In the past couple of years, we’ve written a number of articles—not quite a series, but more than a couple—asking the following question regarding whether or not judges are impartial, or favor Goliath over David, or whether they really can do whatever they want or have to follow the law: “Judges—dupes or in on it?” After reading this short blog entry from Florida foreclosure defense attorney Mark Stopa (i.e., one of the good guys), I’m very much inclined to come down decisively on the side of totally in on it. Check out what this judge did, according to Stopa:
This case was over. Deutsche failed to meet its burden of proof, and an involuntary dismissal was required.

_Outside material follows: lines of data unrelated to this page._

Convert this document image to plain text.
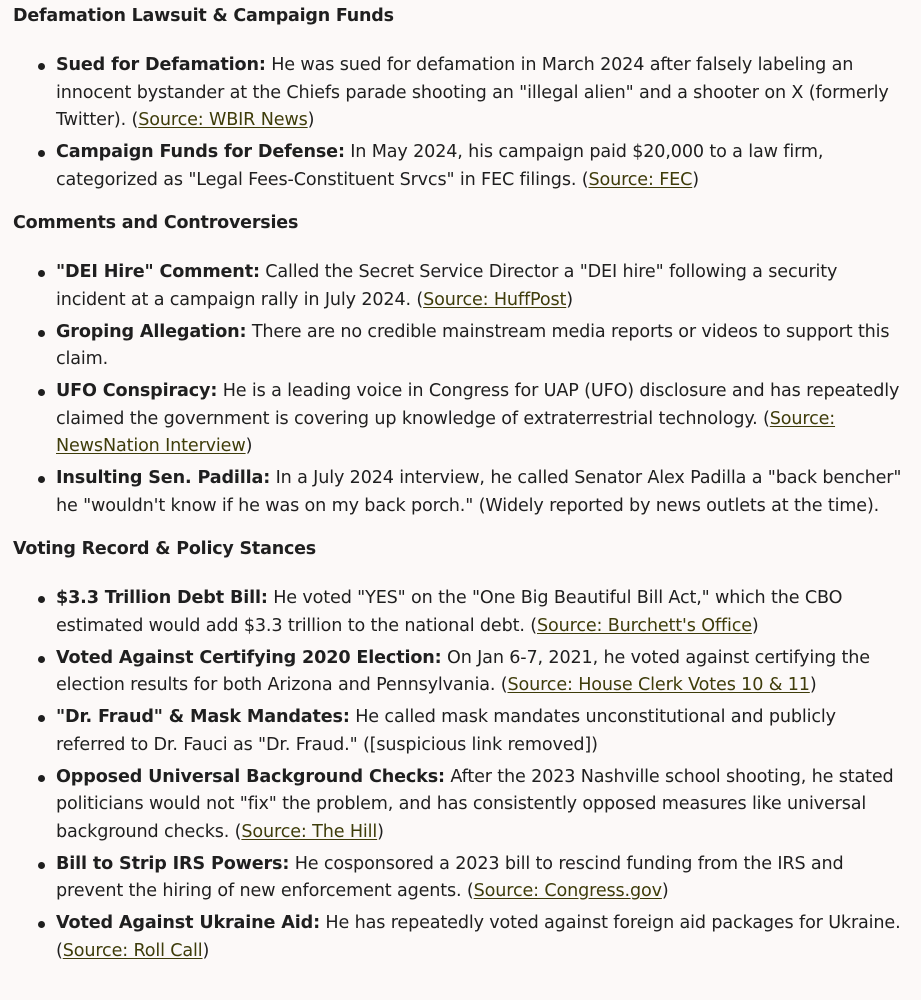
Defamation Lawsuit & Campaign Funds
Sued for Defamation: He was sued for defamation in March 2024 after falsely labeling an innocent bystander at the Chiefs parade shooting an "illegal alien" and a shooter on X (formerly Twitter). (Source: WBIR News)
Campaign Funds for Defense: In May 2024, his campaign paid $20,000 to a law firm, categorized as "Legal Fees-Constituent Srvcs" in FEC filings. (Source: FEC)
Comments and Controversies
"DEI Hire" Comment: Called the Secret Service Director a "DEI hire" following a security incident at a campaign rally in July 2024. (Source: HuffPost)
Groping Allegation: There are no credible mainstream media reports or videos to support this claim.
UFO Conspiracy: He is a leading voice in Congress for UAP (UFO) disclosure and has repeatedly claimed the government is covering up knowledge of extraterrestrial technology. (Source: NewsNation Interview)
Insulting Sen. Padilla: In a July 2024 interview, he called Senator Alex Padilla a "back bencher" he "wouldn't know if he was on my back porch." (Widely reported by news outlets at the time).
Voting Record & Policy Stances
$3.3 Trillion Debt Bill: He voted "YES" on the "One Big Beautiful Bill Act," which the CBO estimated would add $3.3 trillion to the national debt. (Source: Burchett's Office)
Voted Against Certifying 2020 Election: On Jan 6-7, 2021, he voted against certifying the election results for both Arizona and Pennsylvania. (Source: House Clerk Votes 10 & 11)
"Dr. Fraud" & Mask Mandates: He called mask mandates unconstitutional and publicly referred to Dr. Fauci as "Dr. Fraud." ([suspicious link removed])
Opposed Universal Background Checks: After the 2023 Nashville school shooting, he stated politicians would not "fix" the problem, and has consistently opposed measures like universal background checks. (Source: The Hill)
Bill to Strip IRS Powers: He cosponsored a 2023 bill to rescind funding from the IRS and prevent the hiring of new enforcement agents. (Source: Congress.gov)
Voted Against Ukraine Aid: He has repeatedly voted against foreign aid packages for Ukraine. (Source: Roll Call)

The presiding judge knew it and admitted as much yet refused to rule accordingly. Instead, the court took a recess, went to its Chambers, sua sponte conducted a Google search to procure the missing evidence for Deutsche, resumed court, handed the internet printout to Deutsche, suggested Deutsche re-open its case, admitted the printout into evidence over objection, and used that internet printout as the basis for its ruling.

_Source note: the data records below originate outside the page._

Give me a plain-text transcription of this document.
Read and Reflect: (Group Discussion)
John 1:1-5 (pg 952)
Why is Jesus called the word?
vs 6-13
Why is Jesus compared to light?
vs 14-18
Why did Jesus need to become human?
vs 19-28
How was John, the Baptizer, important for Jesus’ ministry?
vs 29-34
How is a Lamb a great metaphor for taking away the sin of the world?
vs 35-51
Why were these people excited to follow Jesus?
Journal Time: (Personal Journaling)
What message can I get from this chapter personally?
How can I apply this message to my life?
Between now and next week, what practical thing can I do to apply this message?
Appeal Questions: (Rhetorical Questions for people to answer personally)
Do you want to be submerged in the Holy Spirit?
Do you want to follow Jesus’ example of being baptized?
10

Essentially, the judge acted as an unpaid–and totally partial–advocate for the bank. He did volunteer attorney work for the bank right there in his chambers. Then he took off his helpful bank attorney hat, put on his judge hat, and then actually used the evidence he had just found to rule in favor of the bank! WTF? Forget acronyms, y’all—what the actual fuck?
I mean, it’d be one thing if judges did the same type of thing for homeowners every once in a while. The judge would still be acting ultra vires, or at least inappropriately, but at least it would level the playing field. But they don’t do it for homeowners (especially in Florida, the home of the infamous foreclosure rocket docket). As I put it in the first “Judges: Dupes or in on it?” article:
“Judges have to know what’s going on. They read the news. They’re not naive. We’re always told that judges can do whatever they want, and at some point one has to ask–if that is so, why does “whatever they want” almost always seem to be to throw homeowners in the street on the strength of fake documents?”

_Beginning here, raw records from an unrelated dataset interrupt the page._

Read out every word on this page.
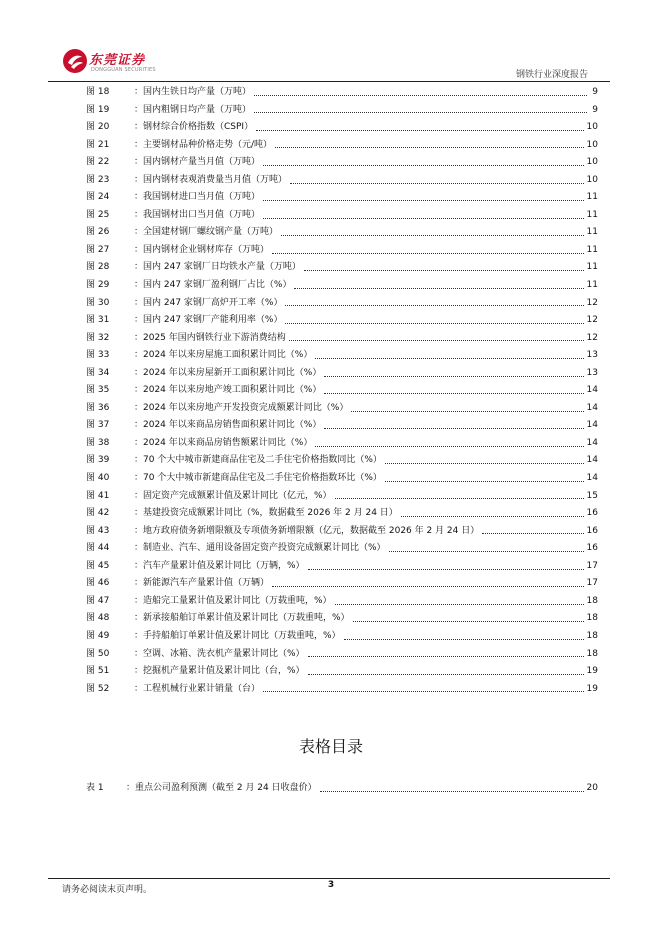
东莞证券
DONGGUAN SECURITIES	钢铁行业深度报告
图 18	：国内生铁日均产量（万吨）	9
图 19	：国内粗钢日均产量（万吨）	9
图 20	：钢材综合价格指数（CSPI）	10
图 21	：主要钢材品种价格走势（元/吨）	10
图 22	：国内钢材产量当月值（万吨）	10
图 23	：国内钢材表观消费量当月值（万吨）	10
图 24	：我国钢材进口当月值（万吨）	11
图 25	：我国钢材出口当月值（万吨）	11
图 26	：全国建材钢厂螺纹钢产量（万吨）	11
图 27	：国内钢材企业钢材库存（万吨）	11
图 28	：国内 247 家钢厂日均铁水产量（万吨）	11
图 29	：国内 247 家钢厂盈利钢厂占比（%）	11
图 30	：国内 247 家钢厂高炉开工率（%）	12
图 31	：国内 247 家钢厂产能利用率（%）	12
图 32	：2025 年国内钢铁行业下游消费结构	12
图 33	：2024 年以来房屋施工面积累计同比（%）	13
图 34	：2024 年以来房屋新开工面积累计同比（%）	13
图 35	：2024 年以来房地产竣工面积累计同比（%）	14
图 36	：2024 年以来房地产开发投资完成额累计同比（%）	14
图 37	：2024 年以来商品房销售面积累计同比（%）	14
图 38	：2024 年以来商品房销售额累计同比（%）	14
图 39	：70 个大中城市新建商品住宅及二手住宅价格指数同比（%）	14
图 40	：70 个大中城市新建商品住宅及二手住宅价格指数环比（%）	14
图 41	：固定资产完成额累计值及累计同比（亿元，%）	15
图 42	：基建投资完成额累计同比（%，数据截至 2026 年 2 月 24 日）	16
图 43	：地方政府债务新增限额及专项债务新增限额（亿元，数据截至 2026 年 2 月 24 日）	16
图 44	：制造业、汽车、通用设备固定资产投资完成额累计同比（%）	16
图 45	：汽车产量累计值及累计同比（万辆，%）	17
图 46	：新能源汽车产量累计值（万辆）	17
图 47	：造船完工量累计值及累计同比（万载重吨，%）	18
图 48	：新承接船舶订单累计值及累计同比（万载重吨，%）	18
图 49	：手持船舶订单累计值及累计同比（万载重吨，%）	18
图 50	：空调、冰箱、洗衣机产量累计同比（%）	18
图 51	：挖掘机产量累计值及累计同比（台，%）	19
图 52	：工程机械行业累计销量（台）	19
表格目录
表 1	：重点公司盈利预测（截至 2 月 24 日收盘价）	20
请务必阅读末页声明。	3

In the case Stopa is talking about, the documents may not have been fake, but as Stopa pointed out in his very damning brief, the documents were unauthenticated and were not certified copies. But the judge sure as hell did what he wanted and showed that his loyalties and sympathies lie not with impartial justice, but with the banks. Imagine if a homeowner had brought in a printout of a Google search conducted a few minutes earlier, waved it around and insisted that it be used to decide the case in his favor? Oh, the haughty sport his honorable Google searcher would’ve made of that. The derision would’ve been brutal—at the very least the “don’t confuse your Google search with my law degree” type of attitude would’ve been trotted out.
As you might unfortunately expect, the judge thought he did nothing wrong. His exact words, from Stopa’s appeal brief: “I feel pretty confident that I was within my rights as a judge to do what I did.” Unbelievable.
Anyway, to answer the age-old question that we here at LRM only started asking out loud about two years ago (after thinking it silently to ourselves for much, much longer)—”Judges, dupes or in on it?”—Stopa’s experience confirms what we suspected all along, that the latter is true, i.e., in on it. Rigged. And you can take that to the bank, pun very much intended.
Question is, what do we do about it?
IF you were a observer in that courtroom FILE A JQC Complaint against the judge, which Stopa SHOULD do, however, as a fellow bar member, virtually will not do, I have better chance of winning the next five Mega-Lotteries in a row, than of him doing what should be done!! Also, contact media, and state representatives, they have authority to impeach a judge, this kind of conduct warrants such impeachment.
I hope Mark Stoppa finds a law or way to file a claim against this judge. We need to start sueing the bank lawyers and judges that are obviously corrupted. Neither are immune to law suits. 18USC 4, 18 USC 241 and 242 and one more I need to look up are just a few statutes. Void judgements are in order. Judges can be removed from their benches.